My youngest daughter, Penelope, recently spent her Independent Trimester studying marine soundscapes at the University of Hawai‘i’s Institute for Marine Biology.  In short, soundscapes are the acoustical equivalent of landscapes. When we look out of our windows or walk across any stretch of ground, the landscape is the terrain—its undulations, contours and shapes. We are familiar with landscapes as they are embedded in our vocabulary and, therefore, our lives—landscape architecture, landscape painting, “sitting here, looking out across the landscape.” A soundscape is the same, but with sound.

The soundscape is the sound fingerprint or signature of an area: all of its creaks, groans, warbles, barks, trickles and swishes. We are familiar with these, once we think about them, but, for the most part, soundscapes are a part of our background (as in “background noise”).

In the marine environment, though, soundscapes can be primary. For monk seals, the acoustical world is their landscape; it’s how they navigate. And, as Penelope taught me, if you mess with this world, through human-created noises like propellers, it can mess with the animals. (One of the current threats to monk seals is simple—they are having trouble locating one another due to all of the anthropogenic noise. And if you can’t find a fellow seal, it sure makes it hard to mate.)

Needless to say, once you start thinking about soundscapes, you literally get attuned to them. This time of year my morning amble comes with rails, snipes, robins, finches, poorwills, owls and sparrows, to name some of the birds; periodic coyotes on the mammal side of things; and the rustling of wind and the intermittent pitter patter of rain from the physical environment.

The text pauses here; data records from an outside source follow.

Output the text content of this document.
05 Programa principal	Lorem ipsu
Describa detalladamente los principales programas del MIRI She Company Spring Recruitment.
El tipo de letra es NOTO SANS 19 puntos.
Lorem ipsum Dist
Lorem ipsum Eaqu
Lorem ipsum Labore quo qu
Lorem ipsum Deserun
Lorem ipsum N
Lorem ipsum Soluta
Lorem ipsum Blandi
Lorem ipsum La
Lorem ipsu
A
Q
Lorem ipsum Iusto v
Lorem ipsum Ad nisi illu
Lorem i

While Penelope has opened my ears to this world of sound, she has also opened another door: “If there are soundscapes, what other scapes are there?”

Watching my dogs snuffle the air, and looking at the ways the tips of their noses flex and arc, what kind of smellscape are they tuned into?

I read an article on platypuses and learned that they hunt with their eyes closed, sensing the muscle flexion of their prey, tuned in, as they are, to the electroscape.

And is the long mysterious answer to bird migration an attunement to the magnetoscape that we can barely fathom?

It is a wonderful experience when your child opens the world to you, magically making you aware of all of these fabulous senses we have, and the scapes we are able to conjure.

Harry Weekes is the founder and head of school at The Sage School in Hailey.  This is his 49th year in the Wood River Valley, where he lives with Hilary and two of their three baby adults—Penelope and Simon. The other member of the flock, Georgia, is currently fledging at Davidson College in North Carolina.